A RECORD TALLY OF LEADERS
Merz will open the conference on Friday afternoon with a speech expected to seek to shore up transatlantic ties while also emphasising the need to strengthen the European Union, a German government official said earlier this week.
Around 70 heads of state and government and more than 140 ministers, including Chinese Foreign Minister Wang Yi, Ukrainian President Volodymyr Zelenskyy, French President Emmanuel Macron, British Prime Minister Keir Starmer and India’s Foreign Minister Subrahmanyam Jaishankar are expected under tight security in Munich.
Christine Lagarde is due to be the first European Central Bank president to address the event, underlining how efforts to make Europe’s economy more resilient are seen as part of the wider political stakes.
A large delegation from the US Congress had also been expected to accompany Rubio but many pulled out to stay in Washington for a closely watched House vote on funding the Department of Homeland Security.

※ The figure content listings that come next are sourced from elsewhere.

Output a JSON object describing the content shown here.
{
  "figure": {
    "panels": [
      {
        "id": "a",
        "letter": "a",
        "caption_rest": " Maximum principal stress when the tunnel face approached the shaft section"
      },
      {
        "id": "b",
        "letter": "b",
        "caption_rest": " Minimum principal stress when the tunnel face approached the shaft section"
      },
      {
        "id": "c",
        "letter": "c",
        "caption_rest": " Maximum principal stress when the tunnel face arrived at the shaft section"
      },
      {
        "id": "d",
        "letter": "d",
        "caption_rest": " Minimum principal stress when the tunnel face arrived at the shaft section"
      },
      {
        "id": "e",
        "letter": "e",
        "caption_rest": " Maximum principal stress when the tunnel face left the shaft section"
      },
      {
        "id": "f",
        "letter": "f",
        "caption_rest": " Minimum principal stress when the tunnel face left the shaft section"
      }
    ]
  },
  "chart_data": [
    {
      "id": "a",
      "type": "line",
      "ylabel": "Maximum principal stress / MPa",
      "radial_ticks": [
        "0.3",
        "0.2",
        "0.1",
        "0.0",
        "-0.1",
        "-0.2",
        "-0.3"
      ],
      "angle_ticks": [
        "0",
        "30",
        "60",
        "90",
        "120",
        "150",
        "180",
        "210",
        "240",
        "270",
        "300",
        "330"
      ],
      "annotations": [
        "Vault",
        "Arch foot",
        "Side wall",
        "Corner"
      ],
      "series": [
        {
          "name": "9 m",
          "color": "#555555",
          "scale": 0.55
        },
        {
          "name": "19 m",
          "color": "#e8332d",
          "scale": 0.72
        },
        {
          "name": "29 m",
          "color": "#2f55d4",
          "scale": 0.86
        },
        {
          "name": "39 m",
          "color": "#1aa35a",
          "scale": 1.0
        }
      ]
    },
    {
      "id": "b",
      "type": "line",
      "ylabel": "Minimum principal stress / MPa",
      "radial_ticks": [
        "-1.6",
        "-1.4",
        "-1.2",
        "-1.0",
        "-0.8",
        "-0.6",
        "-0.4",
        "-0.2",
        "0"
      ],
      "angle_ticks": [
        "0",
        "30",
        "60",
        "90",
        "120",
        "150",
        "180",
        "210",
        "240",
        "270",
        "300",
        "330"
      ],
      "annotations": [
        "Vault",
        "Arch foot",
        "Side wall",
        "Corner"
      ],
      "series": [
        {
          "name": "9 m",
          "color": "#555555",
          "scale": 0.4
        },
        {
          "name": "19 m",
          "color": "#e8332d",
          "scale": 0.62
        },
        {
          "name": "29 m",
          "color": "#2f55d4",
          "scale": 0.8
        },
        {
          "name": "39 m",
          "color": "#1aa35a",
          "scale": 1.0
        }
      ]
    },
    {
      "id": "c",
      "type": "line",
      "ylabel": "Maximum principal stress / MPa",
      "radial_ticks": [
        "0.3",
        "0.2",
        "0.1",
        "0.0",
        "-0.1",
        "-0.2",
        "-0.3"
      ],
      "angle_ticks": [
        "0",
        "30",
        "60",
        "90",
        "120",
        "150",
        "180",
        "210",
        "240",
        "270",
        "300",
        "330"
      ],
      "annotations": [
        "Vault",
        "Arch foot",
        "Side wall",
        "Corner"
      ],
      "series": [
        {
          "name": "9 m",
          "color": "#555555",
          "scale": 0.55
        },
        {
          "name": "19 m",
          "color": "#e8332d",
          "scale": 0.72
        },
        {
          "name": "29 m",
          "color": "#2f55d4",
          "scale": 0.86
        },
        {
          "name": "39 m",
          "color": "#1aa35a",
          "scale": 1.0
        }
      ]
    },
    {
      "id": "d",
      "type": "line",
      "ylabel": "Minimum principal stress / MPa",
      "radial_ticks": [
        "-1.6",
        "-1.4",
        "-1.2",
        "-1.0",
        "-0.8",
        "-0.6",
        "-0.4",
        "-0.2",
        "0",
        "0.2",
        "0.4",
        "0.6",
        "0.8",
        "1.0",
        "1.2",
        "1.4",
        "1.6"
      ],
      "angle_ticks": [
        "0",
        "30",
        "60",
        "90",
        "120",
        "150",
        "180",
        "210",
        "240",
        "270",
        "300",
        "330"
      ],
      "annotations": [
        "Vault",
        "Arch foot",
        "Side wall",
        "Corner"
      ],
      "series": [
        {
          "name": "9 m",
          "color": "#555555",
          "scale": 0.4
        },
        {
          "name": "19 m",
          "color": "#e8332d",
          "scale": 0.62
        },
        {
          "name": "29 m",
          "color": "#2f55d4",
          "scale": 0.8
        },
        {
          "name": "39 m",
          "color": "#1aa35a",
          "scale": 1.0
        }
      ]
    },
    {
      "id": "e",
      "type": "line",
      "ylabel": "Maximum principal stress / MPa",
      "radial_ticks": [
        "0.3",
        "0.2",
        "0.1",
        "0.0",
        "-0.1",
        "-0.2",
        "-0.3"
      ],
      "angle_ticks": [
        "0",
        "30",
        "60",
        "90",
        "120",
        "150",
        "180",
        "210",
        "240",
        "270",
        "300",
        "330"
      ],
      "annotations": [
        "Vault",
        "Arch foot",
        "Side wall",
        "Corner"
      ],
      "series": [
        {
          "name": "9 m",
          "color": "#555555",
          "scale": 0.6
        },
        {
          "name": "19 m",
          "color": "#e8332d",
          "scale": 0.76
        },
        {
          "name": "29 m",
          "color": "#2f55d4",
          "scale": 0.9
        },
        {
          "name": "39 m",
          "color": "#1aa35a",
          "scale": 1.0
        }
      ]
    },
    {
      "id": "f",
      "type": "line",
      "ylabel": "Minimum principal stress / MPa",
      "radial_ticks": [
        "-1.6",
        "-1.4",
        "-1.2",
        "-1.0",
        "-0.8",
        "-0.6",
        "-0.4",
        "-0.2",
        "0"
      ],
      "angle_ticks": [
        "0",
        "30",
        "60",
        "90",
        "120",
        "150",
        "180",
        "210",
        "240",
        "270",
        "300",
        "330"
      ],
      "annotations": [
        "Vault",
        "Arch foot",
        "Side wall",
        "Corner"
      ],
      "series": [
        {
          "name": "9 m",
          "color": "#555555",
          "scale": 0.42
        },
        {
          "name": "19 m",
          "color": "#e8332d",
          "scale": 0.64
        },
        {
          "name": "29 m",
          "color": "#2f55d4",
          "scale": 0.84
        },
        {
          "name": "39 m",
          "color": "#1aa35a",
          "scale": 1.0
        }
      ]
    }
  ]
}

Russia is not sending a delegation and the forum withdrew invitations to Iranian officials after the Tehran government’s countrywide crackdown on protests last month, in which thousands of people have been reported killed. Instead, the son of the last Shah of Iran is expected to give a speech, while a large Iranian opposition rally is seen taking place in town.
After bringing NATO to the brink of implosion over his threats to annexe Greenland, Trump appears to have backed off for the moment, after heavy pressure from many of his own supporters, said Claudia Major, senior vice president at the German Marshall Fund overseeing its work on transatlantic security.
She noted, however, that the underlying shift in transatlantic relations had not changed, pointing out that Rubio’s next stops in Europe were Hungary and Slovakia, both run by nationalist leaders who often clash with the EU on key issues such as Ukraine.
But she said the meeting could nonetheless offer European allies an opportunity to press for continued support from Washington for Ukraine, in particular on security guarantees.
“If there were progress on questions like these, then there would also be progress on the overarching issue: are we moving closer to a ceasefire that truly ends the war and does not plant the seeds for the next one?”